Na casuística aqui apresentada, com um ou dois LS afetados, 56% tiveram 4 ou mais linfonodos adicionais comprometidos.
Conclusão
É bem possível que frente a DET, mercê da associação com grande extinção de envolvimento linfonodal não seja seguro se omitir a DLA. Acreditam os autores que é preferível considerar DLA, mesmo nos casos elegíveis para o ACOSOG Z0011, quando houver DET.
Comentários (Alfredo Carlos S. D. Barros)
Este trabalho acrescenta mais incertezas com relação à generalização que tem sido proposta para a aceitação das conclusões do ACOSOG Z0011. Ao contrário da extensão microscópica extracapsular, que foi critério de exclusão de casos, pacientes com presença de DET (visto em aproximadamente 10% das pacientes com LS positivo) na gordura axilar, tem sido tratadas sem DLA, o que não pode ter sido prejudicial. É muito elevada a chance de 4 ou mais outros LNs afetados.

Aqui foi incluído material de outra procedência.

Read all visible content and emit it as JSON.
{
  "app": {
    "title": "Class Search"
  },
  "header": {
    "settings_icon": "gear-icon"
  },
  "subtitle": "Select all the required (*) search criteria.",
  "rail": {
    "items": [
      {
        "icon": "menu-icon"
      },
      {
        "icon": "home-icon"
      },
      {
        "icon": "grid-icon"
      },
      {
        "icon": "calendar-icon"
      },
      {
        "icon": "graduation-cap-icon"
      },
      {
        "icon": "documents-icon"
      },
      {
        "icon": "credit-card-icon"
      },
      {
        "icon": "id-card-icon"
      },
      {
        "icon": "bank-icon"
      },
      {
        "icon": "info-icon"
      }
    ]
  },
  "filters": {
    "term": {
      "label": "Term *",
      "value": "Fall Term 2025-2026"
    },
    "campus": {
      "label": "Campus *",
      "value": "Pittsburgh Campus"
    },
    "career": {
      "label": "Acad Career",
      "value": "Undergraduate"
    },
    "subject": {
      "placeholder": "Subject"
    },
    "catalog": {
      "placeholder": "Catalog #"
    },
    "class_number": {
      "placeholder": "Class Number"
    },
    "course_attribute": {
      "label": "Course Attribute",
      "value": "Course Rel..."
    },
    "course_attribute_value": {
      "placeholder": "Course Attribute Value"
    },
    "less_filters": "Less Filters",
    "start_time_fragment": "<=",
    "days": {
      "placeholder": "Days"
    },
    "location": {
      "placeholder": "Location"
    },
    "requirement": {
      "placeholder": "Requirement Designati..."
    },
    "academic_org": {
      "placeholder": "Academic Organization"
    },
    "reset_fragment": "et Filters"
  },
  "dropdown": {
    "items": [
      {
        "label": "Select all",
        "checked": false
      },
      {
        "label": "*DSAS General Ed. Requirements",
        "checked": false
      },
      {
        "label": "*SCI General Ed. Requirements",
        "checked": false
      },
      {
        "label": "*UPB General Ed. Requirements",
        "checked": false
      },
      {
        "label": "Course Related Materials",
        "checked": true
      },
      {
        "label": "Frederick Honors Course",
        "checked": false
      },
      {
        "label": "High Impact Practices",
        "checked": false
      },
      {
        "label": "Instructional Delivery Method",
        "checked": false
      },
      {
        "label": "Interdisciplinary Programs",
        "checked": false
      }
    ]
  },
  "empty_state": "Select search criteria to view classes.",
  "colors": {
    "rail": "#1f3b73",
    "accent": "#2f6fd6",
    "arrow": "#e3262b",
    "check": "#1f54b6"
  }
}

Tenho insistido nos últimos anos para os inconvenientes das conclusões generalizadas do ACOSOG Z0011, além da falha metodológica do estudo, devido ao seu baixo poder estatístico. Faltam particularizações, fundamentais para Medicina de Precisão, tipo taxa de LNs comprometidos sobre o número de retirados, tamanho da macrometástase no LS, associação de macrometástase com parâmetros moleculares desfavoráveis e DET.
Mamtani e Morrow escreveram agora sobre o ACOSOG Z0011 que “a one-size-fits-all approach may not always be applicable”. Enfim!
Os dados aqui apresentados salientam a importância de novos estudos com subgrupos específicos de pacientes para avaliar taxas de sobrevida livre de doença regional e sistêmica. Por ora, mesmo os adopters das conclusões do ACOSOG Z0011 não deveriam omitir a DLA havendo DET.
Comentário importante: os DETs precisam ser procurados com atenção para serem encontrados. No exame intraoperatório seu achado é muito difícil, porque praticamente não proporciona uma pista macroscópica, mas no exame em parafina, toda a gordura axilar retirada junto com os LSs precisa ser incluída para exame.
Leitura complementar
- Giuliano AE, Ballman KV, McCall L, et all. Effect of axillary dissection vs no axillary dissection on 10-year overall survival among women with invasive breast cancer and sentinel node metastasis: the ACOSOG Z0011 (Alliance) randomized clinical trial. JAMA 2017; 318:918-26.
- Donker M, van Tienhoven G, Straver ME, et al. Radiotherapy or surgery of the axilla after a positive sentinel node in breast cancer (EORTC 10981-22023 AMAROS): a randomised, multicentre, open-label, phase 3 non-inferiority trial. Lancet Oncol 2014; 15:1303-10.
- Mamtani A, Morrow M. ASO author reflections: refining risk assessment in node-positive breast cancer patients eligible for sentinel lymph node biopsy alone. Ann Surg Oncol 2020; 27:3593-4.